The Muslim Brotherhood began as an opposition movement, as have many political parties throughout history. In the case of the Brotherhood, it was opposition to Westernisation characterised by post-independence secular regimes in the Middle East. Brotherhood opposition, however, was based on an ideology determined to insert religion into politics and the legal system, Obaid wrote.
This, he said, has made it unacceptable to the majority in most Arab countries that “have grown increasingly inimical to such insertion.”
While most people in the Arab world are religious, they do not view Islam as “a comprehensive system of values and governance,” Obaid said the Brotherhood’s vision renders it fundamentally obstructive to democratic norms, tolerant societies and political systems that reflect a wide range of viewpoints.
Compounding the Brotherhood’s problem, Obaid said, has been its inability “to keep its members in step” on issues and political strategies. No doubt this is due to the Brotherhood consisting of disparate, loosely connected organisations spread across the Arab and Muslim worlds, each standing in opposition to a different government. The effect is that the Brotherhood sends profoundly mixed signals about the imposition of sharia and, more critically, about terrorism and jihadism.
For every positive or constructive comment by a Brotherhood leader, one can easily find an equally negative and destructive comment from another one.
Obaid, who formerly served as special adviser to Prince Turki al- Faisal when he was the Saudi ambassador to Britain and later to the United States, wrote: “(A)s an oppositionist movement that has had a difficult time keeping its members united and that also has myriad links to terrorism and/or a failure to address terrorism, the MB [Muslim Brotherhood] has struggled to gain legitimacy as a viable form of governance.”
Obaid’s argument was reinforced by the recent examples of Brotherhood political success: The brief terms in office of Egypt’s President Muhammad Morsi and Tunisia’s Ennahda Party.
Morsi governed in an overbearing manner and enacted laws that seemed to be dictated by unelected Brotherhood ideologists, despite his resigning as a Brotherhood member on his election as president. Egypt’s powerful deep state did not try to make things easy for Morsi but his errors in office and a mixed message on terrorism accounted for the popular protests that led to his ouster and the subsequent suppression of the Brotherhood.

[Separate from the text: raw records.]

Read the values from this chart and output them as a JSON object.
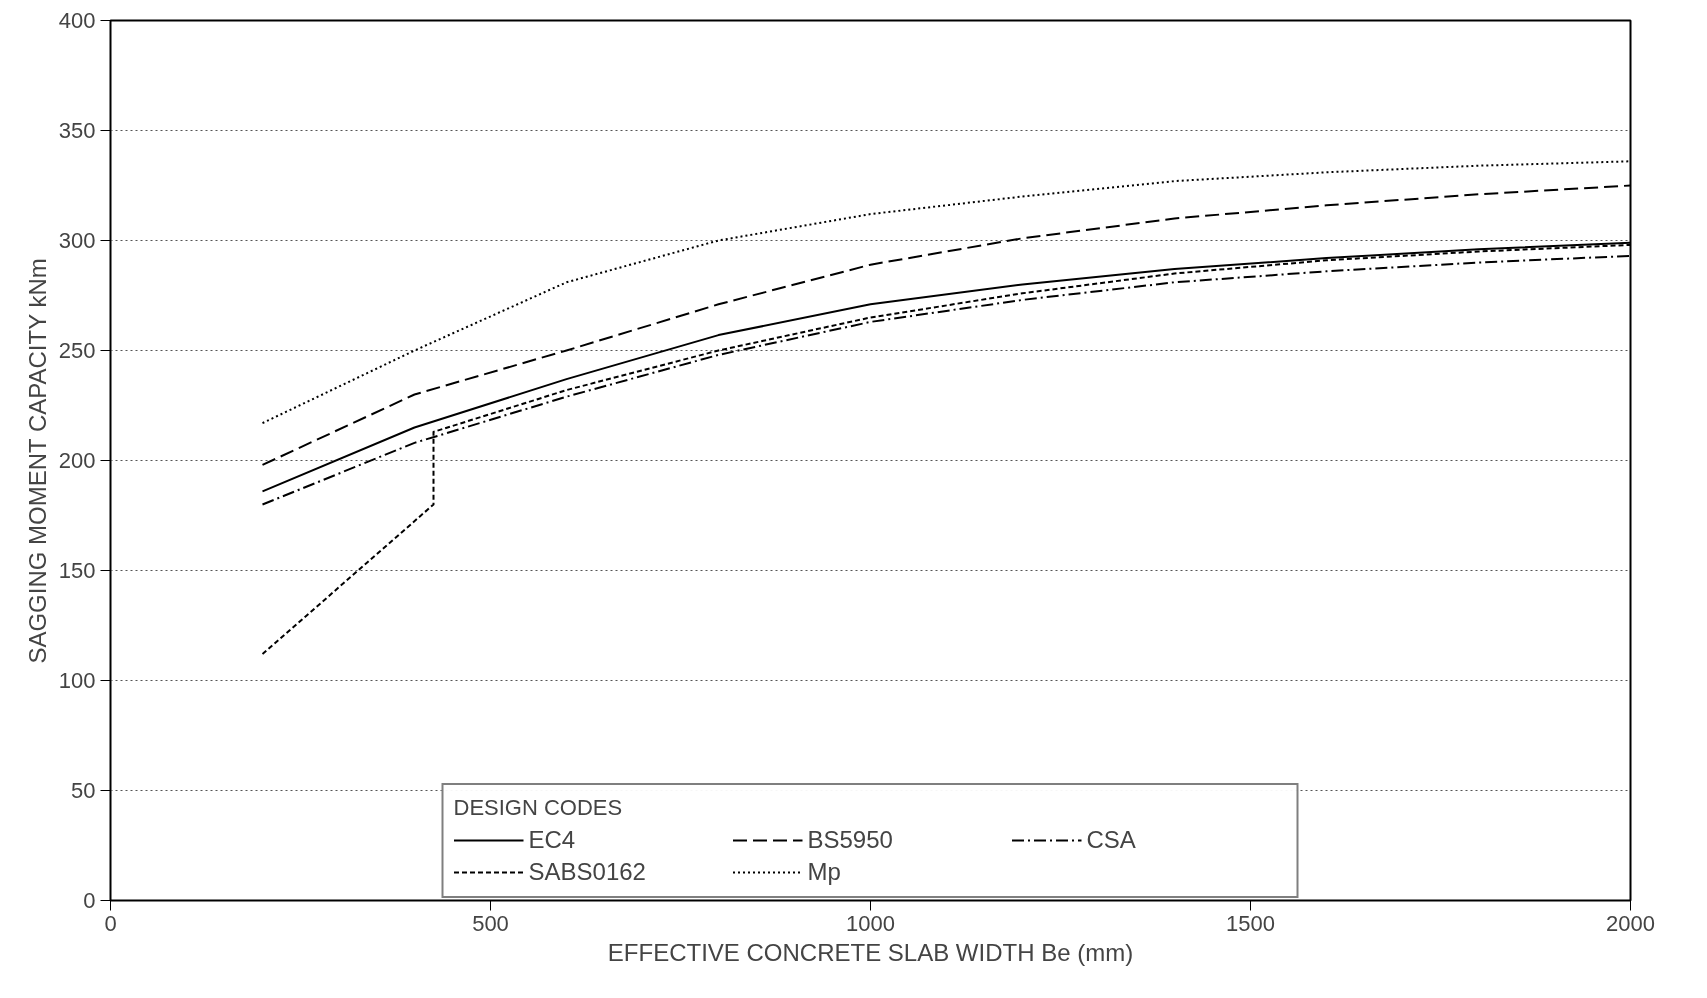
{
  "chart_data": {
    "type": "line",
    "xlabel": "EFFECTIVE CONCRETE SLAB WIDTH Be (mm)",
    "ylabel": "SAGGING MOMENT CAPACITY kNm",
    "legend_title": "DESIGN CODES",
    "xlim": [
      0,
      2000
    ],
    "xticks": [
      0,
      500,
      1000,
      1500,
      2000
    ],
    "ylim": [
      0,
      400
    ],
    "yticks": [
      0,
      50,
      100,
      150,
      200,
      250,
      300,
      350,
      400
    ],
    "grid": "y",
    "legend": "bottom",
    "marker": "none",
    "series": [
      {
        "name": "EC4",
        "color": "#000000",
        "line_style": "solid",
        "x": [
          200,
          400,
          600,
          800,
          1000,
          1200,
          1400,
          1600,
          1800,
          2000
        ],
        "values": [
          186,
          215,
          237,
          257,
          271,
          280,
          287,
          292,
          296,
          299
        ]
      },
      {
        "name": "BS5950",
        "color": "#000000",
        "line_style": "dashed",
        "x": [
          200,
          400,
          600,
          800,
          1000,
          1200,
          1400,
          1600,
          1800,
          2000
        ],
        "values": [
          198,
          230,
          250,
          271,
          289,
          301,
          310,
          316,
          321,
          325
        ]
      },
      {
        "name": "CSA",
        "color": "#000000",
        "line_style": "dashdot",
        "x": [
          200,
          400,
          600,
          800,
          1000,
          1200,
          1400,
          1600,
          1800,
          2000
        ],
        "values": [
          180,
          208,
          229,
          248,
          263,
          273,
          281,
          286,
          290,
          293
        ]
      },
      {
        "name": "SABS0162",
        "color": "#000000",
        "line_style": "dashed_fine",
        "x": [
          200,
          425,
          425,
          600,
          800,
          1000,
          1200,
          1400,
          1600,
          1800,
          2000
        ],
        "values": [
          112,
          180,
          213,
          232,
          250,
          265,
          276,
          285,
          291,
          295,
          298
        ]
      },
      {
        "name": "Mp",
        "color": "#000000",
        "line_style": "dotted",
        "x": [
          200,
          400,
          600,
          800,
          1000,
          1200,
          1400,
          1600,
          1800,
          2000
        ],
        "values": [
          217,
          250,
          281,
          300,
          312,
          320,
          327,
          331,
          334,
          336
        ]
      }
    ]
  }
}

In Tunisia, Ennahda became the governing party after the ouster of former President Zine el-Abidine Ben Ali but proved slow to react in the face of terror attacks and the creation of jihadist cells along Tunisia’s border with Algeria, raising suspicions about its true intentions. Perhaps viewing Morsi’s fate as a warning, Ennahda relinquished power to maintain its status as a legitimate political player and prevent suffering the fate of the Egyptian Brotherhood. Obaid called Tunisia “a bit of a success story for the MB.”
Jordan and Morocco, Obaid suggested, are similar partial success stories although in both cases Brotherhood parties have been accommodating to the government and, in the case of Jordan, has used “a gentle, non-radical terminology.”
While Tunisia, Morocco and Jordan are examples of Brotherhood parties that learned to adjust to being “legitimate opposition,” they have not eliminated concerns over hidden agendas and a serious commitment to separating religious life from political life. Obaid suggested that these concerns will hinder the Brotherhood in its efforts to achieve political power, at least via the ballot box.
Obaid concluded that parties of the Brotherhood will never succeed in achieving lasting political success because “its history is far too riddled with infighting, violence and resistance to give way to a cohesive organisation that will ever gain widespread support as a source of respectable political leadership in the Arab world.”